I tutaj właśnie wchodzi zespół prof. Hong-Fei Zhanga, który opracował alternatywne podejście bazujące na teoretycznych modelach reakcji jądrowych.

Naukowcy zaproponowali wykorzystanie argonu-40 – izotopu powszechnie występującego i łatwego do pozyskania – jako pocisku do bombardowania ciężkich jąder atomowych, takich jak berkel-249 (²⁴⁹Bk).

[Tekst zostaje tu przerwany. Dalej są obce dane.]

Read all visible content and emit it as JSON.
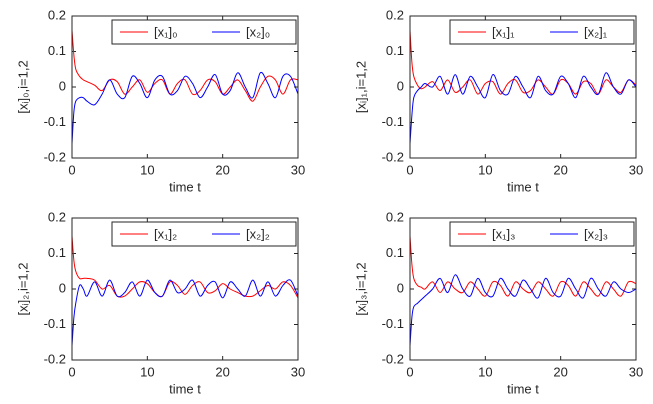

Szczególną uwagę poświęcono reakcji, która może prowadzić do powstania izotopu ²⁸⁶Mc (moskow), który może okazać się ogniwem pośrednim w syntezie niepotwierdzonego jeszcze pierwiastka 119.

Modelowanie wykazało, że reakcja ⁴⁰Ar + ²⁴⁹Bk może osiągnąć stosunkowo wysoki przekrój czynny (ang. cross-section) dla produktu końcowego, wynoszący 7,9 pikobarnów – co sugeruje realne szanse powodzenia syntezy. Warto tutaj podkreślić, że ogromna różnica masy między argonem a jądrem docelowym sprzyja efektywniejszemu tworzeniu jądra złożonego.

Czytaj także: Skąd się wzięły ciężkie pierwiastki? Nowe ustalenia kompletnie odwróciły sytuację

Badania wskazują, że argon-40 nie tylko może dorównać, ale w niektórych przypadkach nawet przewyższyć skuteczność wapnia-48. Dzięki niższym kosztom i większej dostępności argon może okazać się kluczem do tworzenia kolejnych niewidzianych jeszcze pierwiastków układu okresowego.

Już powyższe odkrycie samo w sobie wskazuje wyraźnie na to, że zawsze warto poszukiwać nowych rozwiązań, nawet tam, gdzie teoretycznie mamy już wydajne rozwiązanie. Może się bowiem okazać, że nowa metoda, nie tylko pozwala taniej wykonywać dotychczasowe eksperymenty, ale także może otworzyć wrota do zupełnie nowych odkryć, które dotychczas wydawały się nieosiągalne.